Report Finds Lax Oversight of UC Cadaver Programs

Several University of California medical schools used the same lax practices that left UCLA vulnerable to the theft of cadavers, according to a report aimed at preventing more scandals involving bodies donated to science.

The state's five willed-body programs, which take in a total of about 870 cadavers each year, were generally run by employees who worked with little oversight and insufficient controls, the report showed.

The way cadavers and body parts were allocated and tracked varied widely depending on the campus.

Dr. Michael Drake, UC's vice president of health affairs, said in an interview that the universities have largely relied on the good intentions of employees rather than built-in safeguards to prevent wrongdoing.

"These systems, like many systems, were vulnerable to nefarious activities and unscrupulous activities," he said. "UCLA was [a] victim of that."

The inconsistencies among the UC campuses are part of the wide variation in how willed bodies are handled across the country, according to anatomists.

At many medical schools, professors have little to do with procuring bodies, preserving them and keeping records. Those jobs often go to nonacademic staff members who trained as morticians or worked their way up the ranks.

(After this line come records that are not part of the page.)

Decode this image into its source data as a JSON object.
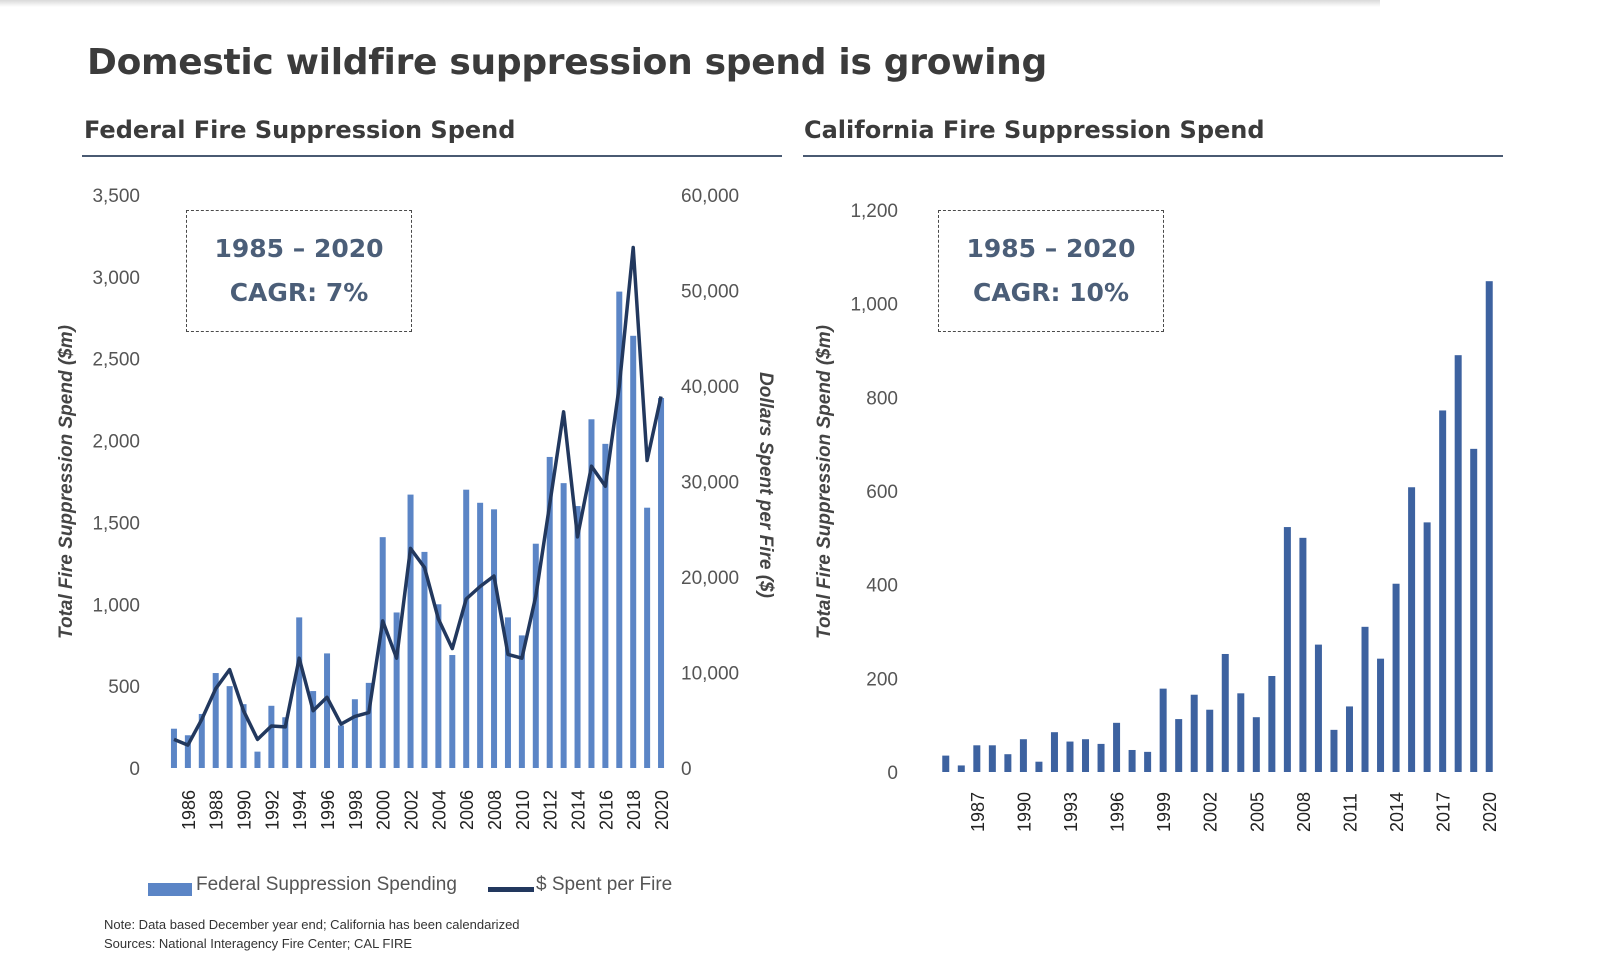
{
  "title": "Domestic wildfire suppression spend is growing",
  "footnote": {
    "note": "Note: Data based December year end; California has been calendarized",
    "sources": "Sources: National Interagency Fire Center; CAL FIRE"
  },
  "colors": {
    "federal_bar": "#5b85c6",
    "federal_line": "#22385e",
    "california_bar": "#3d62a0",
    "text_dark": "#3b3b3b",
    "cagr_text": "#4b5e78"
  },
  "chart_data": [
    {
      "id": "federal",
      "type": "bar",
      "title": "Federal Fire Suppression Spend",
      "ylabel": "Total Fire Suppression Spend ($m)",
      "y2label": "Dollars Spent per Fire ($)",
      "ylim": [
        0,
        3500
      ],
      "y2lim": [
        0,
        60000
      ],
      "yticks": [
        "0",
        "500",
        "1,000",
        "1,500",
        "2,000",
        "2,500",
        "3,000",
        "3,500"
      ],
      "y2ticks": [
        "0",
        "10,000",
        "20,000",
        "30,000",
        "40,000",
        "50,000",
        "60,000"
      ],
      "xtick_labels": [
        "1986",
        "1988",
        "1990",
        "1992",
        "1994",
        "1996",
        "1998",
        "2000",
        "2002",
        "2004",
        "2006",
        "2008",
        "2010",
        "2012",
        "2014",
        "2016",
        "2018",
        "2020"
      ],
      "categories": [
        "1985",
        "1986",
        "1987",
        "1988",
        "1989",
        "1990",
        "1991",
        "1992",
        "1993",
        "1994",
        "1995",
        "1996",
        "1997",
        "1998",
        "1999",
        "2000",
        "2001",
        "2002",
        "2003",
        "2004",
        "2005",
        "2006",
        "2007",
        "2008",
        "2009",
        "2010",
        "2011",
        "2012",
        "2013",
        "2014",
        "2015",
        "2016",
        "2017",
        "2018",
        "2019",
        "2020"
      ],
      "annotation": [
        "1985 – 2020",
        "CAGR: 7%"
      ],
      "grid": false,
      "legend": "bottom",
      "series": [
        {
          "name": "Federal Suppression Spending",
          "type": "bar",
          "axis": "left",
          "values": [
            240,
            200,
            330,
            580,
            500,
            390,
            100,
            380,
            310,
            920,
            470,
            700,
            260,
            420,
            520,
            1410,
            950,
            1670,
            1320,
            1000,
            690,
            1700,
            1620,
            1580,
            920,
            810,
            1370,
            1900,
            1740,
            1600,
            2130,
            1980,
            2910,
            2640,
            1590,
            2260
          ]
        },
        {
          "name": "$ Spent per Fire",
          "type": "line",
          "axis": "right",
          "values": [
            3000,
            2400,
            5100,
            8300,
            10300,
            6000,
            3000,
            4400,
            4300,
            11500,
            6000,
            7400,
            4600,
            5400,
            5800,
            15400,
            11500,
            23000,
            21000,
            15600,
            12500,
            17700,
            19000,
            20100,
            11900,
            11500,
            18000,
            27600,
            37300,
            24200,
            31600,
            29500,
            40000,
            54500,
            32200,
            38900
          ]
        }
      ]
    },
    {
      "id": "california",
      "type": "bar",
      "title": "California Fire Suppression Spend",
      "ylabel": "Total Fire Suppression Spend ($m)",
      "ylim": [
        0,
        1200
      ],
      "yticks": [
        "0",
        "200",
        "400",
        "600",
        "800",
        "1,000",
        "1,200"
      ],
      "xtick_labels": [
        "1987",
        "1990",
        "1993",
        "1996",
        "1999",
        "2002",
        "2005",
        "2008",
        "2011",
        "2014",
        "2017",
        "2020"
      ],
      "categories": [
        "1985",
        "1986",
        "1987",
        "1988",
        "1989",
        "1990",
        "1991",
        "1992",
        "1993",
        "1994",
        "1995",
        "1996",
        "1997",
        "1998",
        "1999",
        "2000",
        "2001",
        "2002",
        "2003",
        "2004",
        "2005",
        "2006",
        "2007",
        "2008",
        "2009",
        "2010",
        "2011",
        "2012",
        "2013",
        "2014",
        "2015",
        "2016",
        "2017",
        "2018",
        "2019",
        "2020"
      ],
      "annotation": [
        "1985 – 2020",
        "CAGR: 10%"
      ],
      "grid": false,
      "series": [
        {
          "type": "bar",
          "values": [
            35,
            14,
            57,
            57,
            38,
            70,
            22,
            85,
            65,
            70,
            60,
            105,
            47,
            43,
            178,
            113,
            165,
            133,
            252,
            168,
            117,
            205,
            523,
            500,
            272,
            90,
            140,
            310,
            242,
            402,
            608,
            533,
            772,
            890,
            690,
            1048
          ]
        }
      ]
    }
  ]
}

"You have a problem when somebody works alone in the dark with no oversight," said Ronn Wade, director of the Maryland State Anatomy Board.

At UCLA, the willed-body program has been shut since March, when authorities alleged that the director and an assistant had been stealing body parts and selling them for profit. Some parts were traced to biomedical companies.

After the scandal became public, the UC administration hired Navigant Consulting Inc. to help fix the system. The consultants' report was obtained by The Times through a Public Records Act request.

The report points to a need for more sophisticated locks on cadaver labs, better consent forms for donors and more freezer space for specimens -- changes that UC officials plan to make in the next year.

UC officials already have announced plans to use electronic implants to track cadavers and to create a post in the central administration to watch over the cadaver programs.

However, Drake said, campuses will not lose all autonomy.

For example, UC San Diego will continue to harvest brains -- which must be done soon after death -- before cadavers can be tested for infectious diseases.